If you own the first DVD don’t get rid of it as none of the extras are included on this new version, which has its own collection of new supplemental material.
The first disc features a brand new audio commentary by Richard Kelly and filmmaker Kevin Smith. Kelly talks about the changes in this new cut and how they are intended to enhance the comic book/science fiction elements. Smith grounds the track by bringing a good dose of humour and keeps things going by asking Kelly a lot of questions. It’s great to hear these two filmmakers talk about their craft and this results in a strong track.
The second disc starts off with the “Donnie Darko Production Diary,” a 52-minute collection of on-the-set footage tracing the making of Donnie Darko from location scouting to certain scenes being shot.
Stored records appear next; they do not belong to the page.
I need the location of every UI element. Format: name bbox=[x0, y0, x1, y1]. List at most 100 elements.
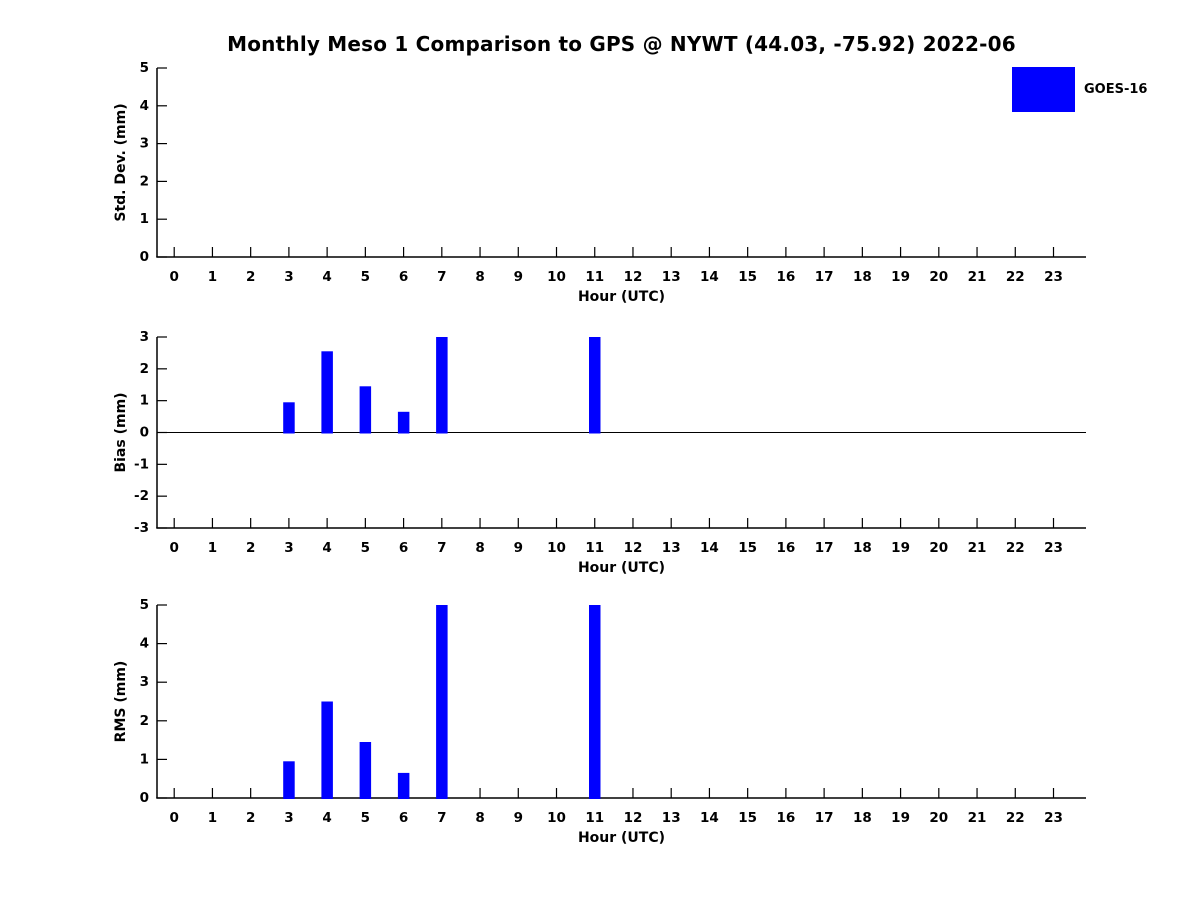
x-tick-label: 21 bbox=[968, 810, 987, 826]
y-tick-label: 2 bbox=[140, 173, 149, 189]
x-tick-label: 12 bbox=[624, 540, 643, 556]
x-tick-label: 5 bbox=[361, 810, 370, 826]
x-tick-label: 17 bbox=[815, 810, 834, 826]
x-tick-label: 7 bbox=[437, 540, 446, 556]
bar-rms-hour-11 bbox=[589, 605, 601, 799]
x-tick-label: 19 bbox=[891, 540, 910, 556]
x-tick-label: 22 bbox=[1006, 540, 1025, 556]
legend-swatch-goes16 bbox=[1012, 67, 1075, 112]
bar-rms-hour-4 bbox=[321, 701, 333, 799]
x-tick-label: 3 bbox=[284, 540, 293, 556]
y-tick-label: 4 bbox=[140, 636, 149, 652]
x-tick-label: 6 bbox=[399, 810, 408, 826]
x-tick-label: 11 bbox=[585, 540, 604, 556]
y-tick-label: 0 bbox=[140, 790, 149, 806]
x-tick-label: 10 bbox=[547, 540, 566, 556]
y-tick-label: 2 bbox=[140, 361, 149, 377]
x-tick-label: 2 bbox=[246, 540, 255, 556]
y-tick-label: 1 bbox=[140, 393, 149, 409]
y-tick-label: -2 bbox=[134, 488, 149, 504]
bar-bias-hour-3 bbox=[283, 402, 295, 434]
x-tick-label: 17 bbox=[815, 269, 834, 285]
y-tick-label: 1 bbox=[140, 211, 149, 227]
y-axis-label-rms: RMS (mm) bbox=[113, 661, 129, 743]
x-tick-label: 4 bbox=[322, 540, 331, 556]
x-tick-label: 8 bbox=[475, 269, 484, 285]
legend-series-label: GOES-16 bbox=[1084, 82, 1148, 97]
x-tick-label: 3 bbox=[284, 810, 293, 826]
x-tick-label: 16 bbox=[776, 269, 795, 285]
x-axis-label-bias: Hour (UTC) bbox=[578, 560, 665, 576]
x-tick-label: 20 bbox=[929, 810, 948, 826]
chart-title: Monthly Meso 1 Comparison to GPS @ NYWT … bbox=[227, 32, 1016, 56]
y-tick-label: 3 bbox=[140, 674, 149, 690]
x-tick-label: 14 bbox=[700, 540, 719, 556]
x-tick-label: 7 bbox=[437, 810, 446, 826]
x-tick-label: 18 bbox=[853, 269, 872, 285]
x-tick-label: 0 bbox=[170, 810, 179, 826]
x-tick-label: 10 bbox=[547, 810, 566, 826]
bar-bias-hour-11 bbox=[589, 337, 601, 434]
bar-rms-hour-3 bbox=[283, 761, 295, 799]
y-tick-label: 3 bbox=[140, 329, 149, 345]
y-tick-label: 5 bbox=[140, 597, 149, 613]
bar-bias-hour-4 bbox=[321, 351, 333, 434]
x-tick-label: 0 bbox=[170, 269, 179, 285]
x-tick-label: 23 bbox=[1044, 540, 1063, 556]
x-tick-label: 6 bbox=[399, 540, 408, 556]
bar-rms-hour-6 bbox=[397, 772, 410, 799]
x-tick-label: 4 bbox=[322, 810, 331, 826]
x-tick-label: 9 bbox=[514, 269, 523, 285]
y-tick-label: 3 bbox=[140, 136, 149, 152]
x-tick-label: 21 bbox=[968, 540, 987, 556]
x-tick-label: 19 bbox=[891, 269, 910, 285]
x-tick-label: 17 bbox=[815, 540, 834, 556]
x-tick-label: 19 bbox=[891, 810, 910, 826]
x-tick-label: 5 bbox=[361, 269, 370, 285]
x-tick-label: 7 bbox=[437, 269, 446, 285]
x-tick-label: 11 bbox=[585, 810, 604, 826]
x-tick-label: 14 bbox=[700, 810, 719, 826]
x-tick-label: 8 bbox=[475, 810, 484, 826]
bar-rms-hour-5 bbox=[359, 742, 372, 799]
x-tick-label: 22 bbox=[1006, 269, 1025, 285]
x-tick-label: 9 bbox=[514, 540, 523, 556]
x-tick-label: 12 bbox=[624, 810, 643, 826]
x-tick-label: 1 bbox=[208, 810, 217, 826]
y-tick-label: 1 bbox=[140, 751, 149, 767]
y-tick-label: -1 bbox=[134, 456, 149, 472]
x-tick-label: 14 bbox=[700, 269, 719, 285]
x-tick-label: 5 bbox=[361, 540, 370, 556]
x-tick-label: 21 bbox=[968, 269, 987, 285]
y-tick-label: 2 bbox=[140, 713, 149, 729]
x-tick-label: 20 bbox=[929, 540, 948, 556]
x-tick-label: 9 bbox=[514, 810, 523, 826]
x-tick-label: 13 bbox=[662, 540, 681, 556]
x-tick-label: 18 bbox=[853, 810, 872, 826]
x-tick-label: 13 bbox=[662, 810, 681, 826]
legend: GOES-16 bbox=[1012, 67, 1147, 112]
y-axis-label-bias: Bias (mm) bbox=[113, 392, 129, 472]
x-tick-label: 23 bbox=[1044, 269, 1063, 285]
x-tick-label: 20 bbox=[929, 269, 948, 285]
y-tick-label: 5 bbox=[140, 60, 149, 76]
x-tick-label: 16 bbox=[776, 810, 795, 826]
x-tick-label: 0 bbox=[170, 540, 179, 556]
x-tick-label: 15 bbox=[738, 269, 757, 285]
x-tick-label: 11 bbox=[585, 269, 604, 285]
x-tick-label: 6 bbox=[399, 269, 408, 285]
y-tick-label: 4 bbox=[140, 98, 149, 114]
y-axis-label-std-dev: Std. Dev. (mm) bbox=[113, 103, 129, 221]
x-tick-label: 2 bbox=[246, 810, 255, 826]
x-tick-label: 10 bbox=[547, 269, 566, 285]
x-tick-label: 13 bbox=[662, 269, 681, 285]
x-tick-label: 2 bbox=[246, 269, 255, 285]
bar-bias-hour-5 bbox=[359, 386, 372, 434]
x-axis-label-rms: Hour (UTC) bbox=[578, 830, 665, 846]
x-tick-label: 4 bbox=[322, 269, 331, 285]
x-tick-label: 23 bbox=[1044, 810, 1063, 826]
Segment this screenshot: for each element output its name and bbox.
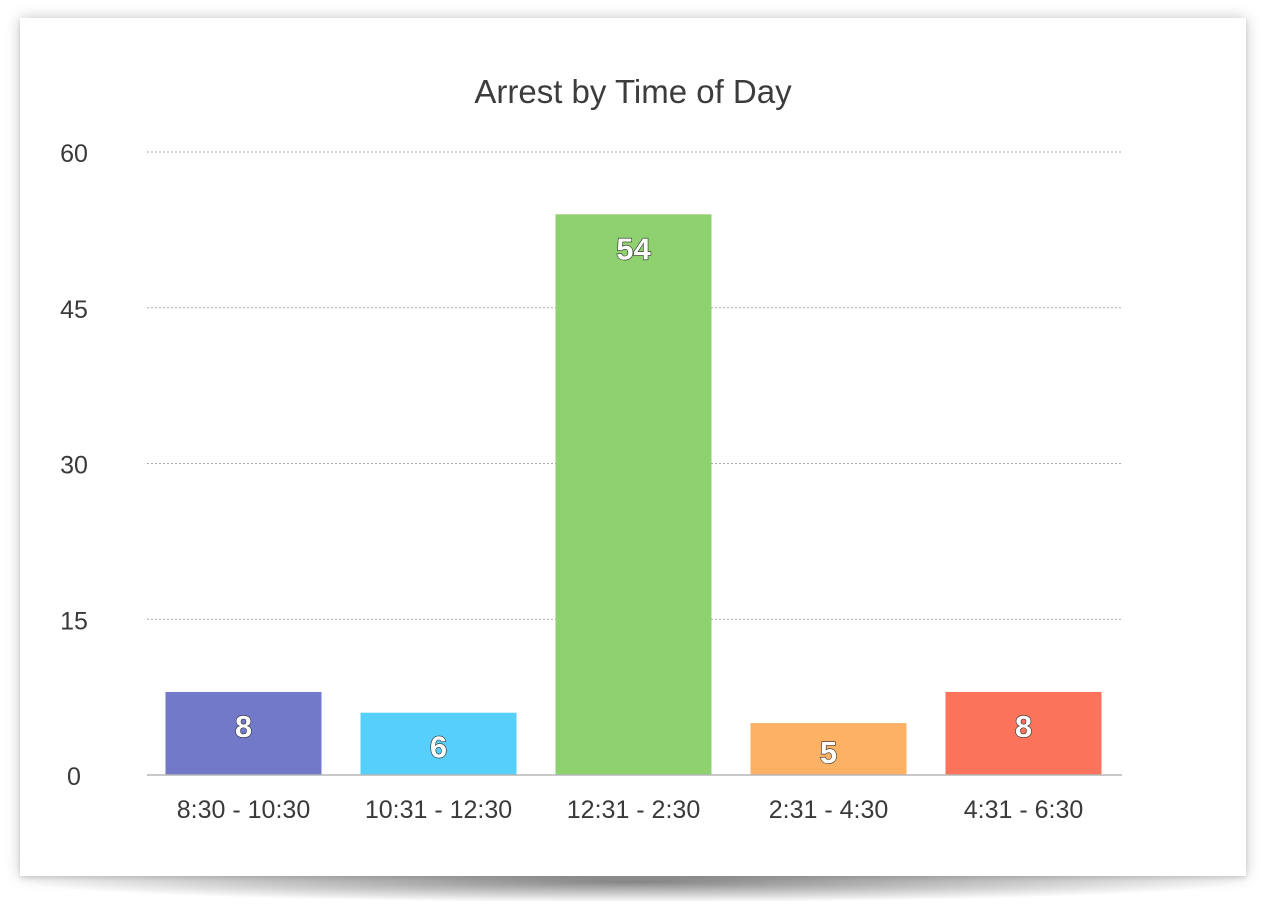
bars — [165, 214, 1102, 776]
y-tick-label: 15 — [60, 607, 88, 635]
y-axis-ticks: 0 15 30 45 60 — [60, 140, 88, 791]
y-tick-label: 60 — [60, 140, 88, 168]
y-tick-label: 30 — [60, 452, 88, 480]
y-tick-label: 0 — [67, 763, 81, 791]
bar-value-label: 8 — [235, 709, 252, 744]
bar-value-label: 8 — [1015, 709, 1032, 744]
bar-value-labels: 8 6 54 5 8 — [234, 231, 1032, 771]
bar-value-label: 54 — [616, 231, 651, 266]
chart-title: Arrest by Time of Day — [474, 73, 792, 110]
x-tick-label: 2:31 - 4:30 — [769, 796, 889, 824]
y-tick-label: 45 — [60, 296, 88, 324]
bar — [555, 214, 712, 776]
bar-value-label: 5 — [820, 735, 837, 770]
x-tick-label: 4:31 - 6:30 — [964, 796, 1084, 824]
bar — [750, 723, 907, 775]
x-tick-label: 8:30 - 10:30 — [177, 796, 310, 824]
x-tick-label: 10:31 - 12:30 — [365, 796, 512, 824]
bar-value-label: 6 — [430, 730, 447, 765]
gridlines — [147, 151, 1122, 620]
bar — [360, 712, 517, 775]
x-tick-label: 12:31 - 2:30 — [567, 796, 700, 824]
x-axis-categories: 8:30 - 10:30 10:31 - 12:30 12:31 - 2:30 2:3… — [177, 796, 1083, 824]
bar — [165, 691, 322, 775]
bar — [945, 691, 1102, 775]
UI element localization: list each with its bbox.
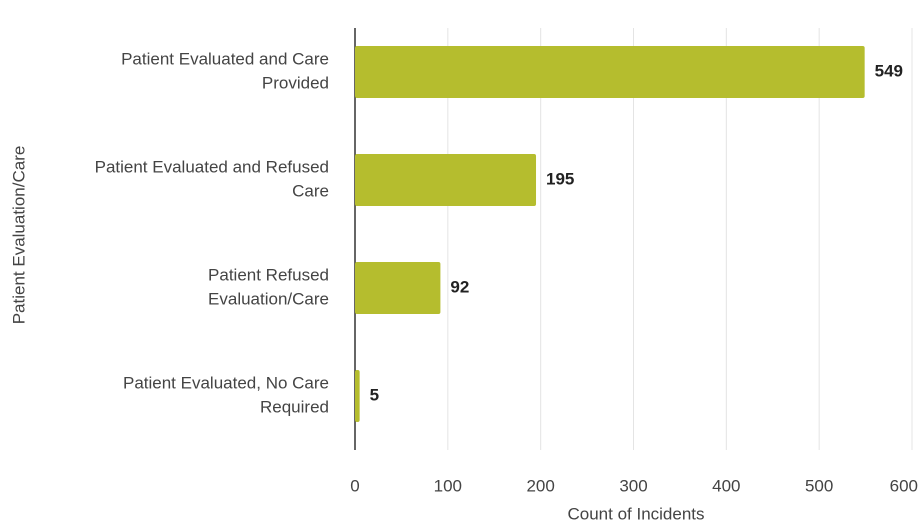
value-label: 92 [450, 277, 469, 296]
y-tick-label: Evaluation/Care [208, 289, 329, 308]
x-tick-label: 300 [619, 476, 647, 495]
y-tick-label: Patient Evaluated and Refused [95, 157, 329, 176]
bar [355, 46, 865, 98]
value-label: 195 [546, 169, 574, 188]
y-tick-label: Patient Evaluated and Care [121, 49, 329, 68]
y-tick-label: Provided [262, 73, 329, 92]
y-tick-label: Patient Evaluated, No Care [123, 373, 329, 392]
x-tick-label: 100 [434, 476, 462, 495]
bar [355, 370, 360, 422]
bar [355, 262, 441, 314]
x-tick-label: 200 [526, 476, 554, 495]
x-tick-label: 600 [890, 476, 918, 495]
y-tick-label: Required [260, 397, 329, 416]
value-label: 549 [875, 61, 903, 80]
y-axis-label: Patient Evaluation/Care [9, 146, 28, 325]
y-tick-label: Patient Refused [208, 265, 329, 284]
x-axis-label: Count of Incidents [567, 504, 704, 523]
value-label: 5 [370, 385, 379, 404]
x-tick-label: 400 [712, 476, 740, 495]
bar [355, 154, 537, 206]
y-tick-label: Care [292, 181, 329, 200]
x-tick-label: 0 [350, 476, 359, 495]
x-tick-label: 500 [805, 476, 833, 495]
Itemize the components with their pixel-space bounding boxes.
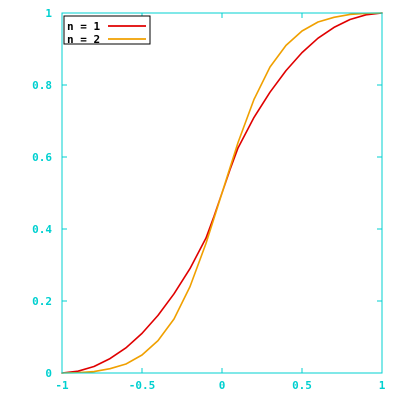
x-tick-labels: -1 -0.5 0 0.5 1 <box>55 379 385 392</box>
ticks-layer <box>61 12 383 374</box>
legend-label: n = 2 <box>67 33 100 46</box>
legend-label: n = 1 <box>67 20 100 33</box>
y-tick-label: 0 <box>45 367 52 380</box>
y-tick-label: 0.6 <box>32 151 52 164</box>
legend: n = 1n = 2 <box>63 15 151 46</box>
y-tick-label: 0.8 <box>32 79 52 92</box>
series-layer <box>61 12 383 374</box>
x-tick-label: 0.5 <box>292 379 312 392</box>
y-tick-label: 1 <box>45 7 52 20</box>
y-tick-label: 0.4 <box>32 223 52 236</box>
x-tick-label: -0.5 <box>129 379 156 392</box>
series-line-2 <box>61 12 383 374</box>
x-tick-label: 1 <box>379 379 386 392</box>
y-tick-labels: 0 0.2 0.4 0.6 0.8 1 <box>32 7 52 380</box>
x-tick-label: -1 <box>55 379 69 392</box>
x-tick-label: 0 <box>219 379 226 392</box>
y-tick-label: 0.2 <box>32 295 52 308</box>
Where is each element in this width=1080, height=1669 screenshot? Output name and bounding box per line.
The lack of structure and voiceover narration makes this extra tedious to watch after awhile so cinematographer Steven Poster’s optional audio commentary is a welcome addition as he imposes a structure and puts what we are watching into its proper context.
“They Made Me Do It Too – The Cult of Donnie Darko” is a look at the dedicated U.K. fan base that worships this movie. Film critics and fans gush about why they like this movie and what makes it so great in this featurette that tends to be a little to self-congratulatory for its own good.
“Storyboard to Screen” allows one to watch a few scenes from the movie and the corresponding storyboards simultaneously.
“#1 Fan: A Darkomentary” is the winning entry from a contest held on the official website to find the most devoted fan of the movie. The winning short film is included and we are presented with a devotee who clearly needs to get out more often.
Finally, there is a trailer for the Director’s Cut of the movie.